The news across the state of Idaho in 2017 was often disappointing.

District leadership lied about teacher evaluations. (Source)

Nearly $100 million dollars were spent to achieve Idaho’s 60% go-on rate goal, but the mark was missed. (Source)

Idaho’s graduation rate fell below the national average. (Source)

Kindergarten reading scores are the lowest they’ve been in over a decade. (Source)

Idaho high schoolers are not receiving their state-mandated counseling on career options. (Source)

Statewide literacy initiative goals were not met. (Source)

Meanwhile, many Idahoans have been vocal about making education a top priority in Idaho and wanting Idaho’s children to receive a quality education.

So who’s responsible?

The truth is, accountability isn’t a blame game. It’s about schools, teachers, administrators, parents, and students coming together and recognizing they are all responsible for results. The key will be to identify the unique roles they each play and how they can move towards solutions that will provide meaningful learning for all children.

Maybe it comes down to the adage, “If it’s worth doing, it’s worth measuring.”

Case in point. When statewide data reveals that high-level goals are not being met, Idaho leadership can either point fingers or step forward to address the reasons. From here they can accept the performance data as it exists, and help create a culture of collaboration towards a more effective plan.
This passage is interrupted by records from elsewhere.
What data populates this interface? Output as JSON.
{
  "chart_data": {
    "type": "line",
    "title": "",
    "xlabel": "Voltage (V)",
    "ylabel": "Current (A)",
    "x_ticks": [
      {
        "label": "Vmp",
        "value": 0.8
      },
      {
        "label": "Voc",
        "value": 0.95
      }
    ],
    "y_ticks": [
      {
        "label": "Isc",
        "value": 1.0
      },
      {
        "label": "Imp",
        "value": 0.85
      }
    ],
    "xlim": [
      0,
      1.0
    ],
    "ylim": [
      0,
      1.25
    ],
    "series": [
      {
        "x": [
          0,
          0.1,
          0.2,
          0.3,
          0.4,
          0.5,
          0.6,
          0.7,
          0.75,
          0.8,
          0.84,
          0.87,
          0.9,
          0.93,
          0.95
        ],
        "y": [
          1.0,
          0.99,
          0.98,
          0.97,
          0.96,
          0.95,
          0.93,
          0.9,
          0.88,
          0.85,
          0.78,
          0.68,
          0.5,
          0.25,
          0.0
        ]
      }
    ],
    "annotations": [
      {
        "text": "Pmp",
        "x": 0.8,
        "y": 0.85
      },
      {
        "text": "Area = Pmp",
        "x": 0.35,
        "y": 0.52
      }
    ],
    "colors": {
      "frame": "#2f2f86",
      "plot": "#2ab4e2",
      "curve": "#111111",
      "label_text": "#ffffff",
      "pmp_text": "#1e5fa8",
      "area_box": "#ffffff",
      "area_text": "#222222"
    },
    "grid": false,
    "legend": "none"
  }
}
Here, accountability opens up opportunities for improvement.

In the classroom, it’s becoming more clear that teacher evaluations should be accurate and honest reflections of what is producing evidence of student learning.

In the home, accountability might be as simple as parents and students igniting conversations about learning and sharing the progress towards their own learning goals. This could demonstrate that learning truly is about working together to achieve results.

When educating Idaho’s children becomes a statewide priority for all parties, the state will benefit greatly.